1. Автор играет осколками зеркала — само зеркало разбито. Раньше культура была в единственном числе — теперь культуре противостоит другая культура. Целостность есть синоним тоталитаризма.В основе подобных взглядов— намеренно упрощенное понимание, которое “снижает” высоту и “отменяет” глубину классики, назойливо акцентируя как решающие элементы учительства, проповедничества, социального нетерпения и вытесняя за рамки эффектной схемы мощный аналитико-философский заряд классики, художественно и этически убедительную ориентацию на вечные ценности человеческого существования, на глубинное познание и преображение человека, вовсе не сводимого к проекции анонимных общественных сил, одержимых идеей революционного насилия. Апология распада вместо трезвого исторического взгляда, предпочитающего не разрубать, а развязывать узлы
, навязывается как необходимое условие выработки нового, адекватного реалиям конца двадцатого века мироощущения. Существо “нового подхода” лучше всего характеризует отношение к принципу и самой идее целостности как мнимости, навязчивой абстракции, обслуживающей идеологическую конструкцию.Возможна ли, если пойти дальше, целостная характеристика национальной литературы. Представляется, что популярный ныне мотив невозможности такой характеристики искусственно гипертрофируется. Само познание явлений литературы и культуры становится проблематичным, если частное, часть (“сублитература” в терминологии постмодернизма) воспринимать как только частное, вне масштаба целого, вне над-частной целостности. “Единственное”, “уникальное” становится непостижимым, если отвлекаться от фактора “общезначимого”, “универсального”. Кроме того, не забудем об извечной смене циклов, неустранимых в своей взаимосвязи: “время разрушать” и “время рвать” имеют своим продолжением — в культуре и литературе тоже — “время строить” и “время сшивать”. Распыление без собирания, дискретность без снятия ее на уровне целого, фрагменты-осколки вне логики процесса, вне требований нарождающейся, подспудно вырастающей целостности, абсолютизация самого состояния фрагментарности как последней инстанции культурного развития — все это есть не меньшее заблуждение, чем монопольное господство идеи монолитного единства, исключающего нормальную и живую множественность художественных точек зрения. Смена историко-культурных контекстов неизбежно заставляет пересматривать иерархию ценностей, выявляет несостоятельность многих оценок, но сегодня происходит нечто большее, чем привычные в рамках культуры акты перечитывания-переосмысливания — идет радикальное перераспределение ценностей, распад самого понятия “художественная ценность”, освобождение его от смысла. Слово перестает быть формой
коммуникации, хранилищем смысла, средоточием значения, превращаясь в цель и средство в себе и для себя. Внеиерархический образ мира отбрасывает, якобы, предрассудки наивного историзма, игнорирует детерминизм как принцип тоталитарной целостности, требует энтропии смысла, деканонизации материала, игры с осколками некогда цельного зеркала.

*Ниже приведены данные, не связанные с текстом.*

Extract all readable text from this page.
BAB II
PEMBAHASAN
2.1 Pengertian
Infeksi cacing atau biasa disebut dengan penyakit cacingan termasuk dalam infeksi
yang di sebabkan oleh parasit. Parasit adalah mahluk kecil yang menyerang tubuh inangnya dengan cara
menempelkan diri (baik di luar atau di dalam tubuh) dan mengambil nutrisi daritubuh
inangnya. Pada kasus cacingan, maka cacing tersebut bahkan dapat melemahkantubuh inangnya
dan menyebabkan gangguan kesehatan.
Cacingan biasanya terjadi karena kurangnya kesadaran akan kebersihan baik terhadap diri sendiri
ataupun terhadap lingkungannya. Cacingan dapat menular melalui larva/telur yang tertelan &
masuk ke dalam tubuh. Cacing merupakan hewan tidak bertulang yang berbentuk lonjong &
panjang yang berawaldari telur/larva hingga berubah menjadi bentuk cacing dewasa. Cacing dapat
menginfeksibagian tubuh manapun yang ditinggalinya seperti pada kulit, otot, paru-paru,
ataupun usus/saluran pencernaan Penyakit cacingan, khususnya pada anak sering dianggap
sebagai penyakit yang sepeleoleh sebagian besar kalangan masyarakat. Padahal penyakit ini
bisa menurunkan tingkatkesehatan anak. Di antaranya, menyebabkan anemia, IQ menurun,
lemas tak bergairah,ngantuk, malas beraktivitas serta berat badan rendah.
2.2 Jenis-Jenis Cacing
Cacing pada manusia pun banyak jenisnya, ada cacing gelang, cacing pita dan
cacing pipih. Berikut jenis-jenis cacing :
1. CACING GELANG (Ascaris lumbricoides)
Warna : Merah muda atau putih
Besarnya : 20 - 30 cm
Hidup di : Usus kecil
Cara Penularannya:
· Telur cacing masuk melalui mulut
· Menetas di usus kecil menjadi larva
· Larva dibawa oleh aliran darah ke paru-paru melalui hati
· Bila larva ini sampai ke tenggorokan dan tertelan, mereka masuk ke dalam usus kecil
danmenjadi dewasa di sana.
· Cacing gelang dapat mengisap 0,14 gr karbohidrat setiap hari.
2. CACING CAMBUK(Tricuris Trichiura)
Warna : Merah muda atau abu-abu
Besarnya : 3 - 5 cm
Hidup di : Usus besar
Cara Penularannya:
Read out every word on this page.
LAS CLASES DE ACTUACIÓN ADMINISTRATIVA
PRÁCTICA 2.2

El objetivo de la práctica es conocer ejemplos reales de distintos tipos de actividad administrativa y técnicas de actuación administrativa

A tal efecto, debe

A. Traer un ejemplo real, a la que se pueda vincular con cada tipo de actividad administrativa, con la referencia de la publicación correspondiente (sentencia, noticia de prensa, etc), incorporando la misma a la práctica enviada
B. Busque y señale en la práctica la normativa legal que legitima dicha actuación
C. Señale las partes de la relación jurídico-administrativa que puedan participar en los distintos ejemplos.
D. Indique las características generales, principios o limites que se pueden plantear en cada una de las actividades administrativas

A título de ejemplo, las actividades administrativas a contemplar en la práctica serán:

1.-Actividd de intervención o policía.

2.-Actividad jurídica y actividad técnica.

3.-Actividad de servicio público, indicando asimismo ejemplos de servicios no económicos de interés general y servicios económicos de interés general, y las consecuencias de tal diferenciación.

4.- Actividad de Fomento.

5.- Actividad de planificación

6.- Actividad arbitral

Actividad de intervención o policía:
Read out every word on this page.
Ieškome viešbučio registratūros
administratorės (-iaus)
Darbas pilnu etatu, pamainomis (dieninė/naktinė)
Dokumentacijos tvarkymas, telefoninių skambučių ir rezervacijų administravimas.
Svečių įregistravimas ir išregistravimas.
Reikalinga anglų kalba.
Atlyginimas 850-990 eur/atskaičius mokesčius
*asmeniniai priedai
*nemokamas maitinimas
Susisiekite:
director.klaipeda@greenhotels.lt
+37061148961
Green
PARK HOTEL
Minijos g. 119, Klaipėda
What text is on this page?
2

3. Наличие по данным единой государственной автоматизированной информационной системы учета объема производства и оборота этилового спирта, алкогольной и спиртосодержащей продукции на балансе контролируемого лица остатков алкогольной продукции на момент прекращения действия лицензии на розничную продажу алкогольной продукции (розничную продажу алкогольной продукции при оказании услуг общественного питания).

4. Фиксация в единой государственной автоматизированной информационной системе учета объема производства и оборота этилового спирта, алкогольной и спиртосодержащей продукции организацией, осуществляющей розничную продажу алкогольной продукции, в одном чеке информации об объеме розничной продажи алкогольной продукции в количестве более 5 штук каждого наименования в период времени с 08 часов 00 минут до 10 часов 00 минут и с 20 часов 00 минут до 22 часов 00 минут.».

За претензиями постмодернистов и теоретиков постисторического сознания обозначилась проблема фундаментальной значимости, привлекающая внимание современных культурологов и философов. Опознавательные знаки новой социокультурной, духовной парадигмы — кризис творчества, кризис воображения, свободной игры творческих сил, девальвация слова, распад самих первооснов художественной свободы и воли, упразднение личности творца, “смерть автора” (автор перестает быть тем, кто открывает и расширяет смысловое пространство;
вспомним этимологию слова “автор”, восходящего к “
auctor” — так римляне называли полководца, добывающего новую территорию). На первый план выходит торжество утилитарности, искусственного вместо искусства, вещей-симулякров (введенное Ж. Бодрийаром понятие).В условиях нарастающего усиления техногенной цивилизации важно прояснить общефилософские основания кардинально меняющегося статуса и места творчества как такового, процесса отчуждения творения от создателя, субъективно-творческого от спроектированного.
Любопытно в этой связи обратиться к опыту Т. Зульфикарова, книги которого оставляют впечатление яркой творческой импровизации, спонтанного художественного самовыражения (выделим “Земные и небесные странствия поэта”, “Первая любовь Ходжи Насреддина”, “Книга смерти Амира Тимура”, “Притчи дервиша Ходжи Зульфикара Девона”). В структуре поэтического образа мира основополагающую роль играет идея “циклической пульсации”, вечного возвращения, неистребимости надличностных ценностей, идеалов Красоты, Добра, Истины, каким бы социальным потрясениям они не подвергались. “Литература,— говорит
Т. Зульфикаров в одном из интервью,— это все-таки не анатомический театр, а упоение жизнью, радостью, красотой мира, природы, человека...”Опыт писателя расширяет представления о возможностях и перспективах современной литературы, приглашает заново взглянуть на соотношение поэзии и прозы, на их взаимопроникновение и взаимодополнительность на пути обновления литературного языка. Т. Зульфикаров исповедует презумпцию самоценности художественной речи, старается высвободить слово из плена беллетристических штампов, расшатать автоматизм и узнаваемость письма. Он смело идет на слом жанровых канонических ограничений. Открытая взору и слуху читателя языковая и стилевая рефлексия восстанавливает в правах дионисийское, интуитивное, чувственное начало, будучи одухотворенной мистическим приобщением к тайнам Вселенной и к смыслу надконфессиональной, наднациональной духовной традиции.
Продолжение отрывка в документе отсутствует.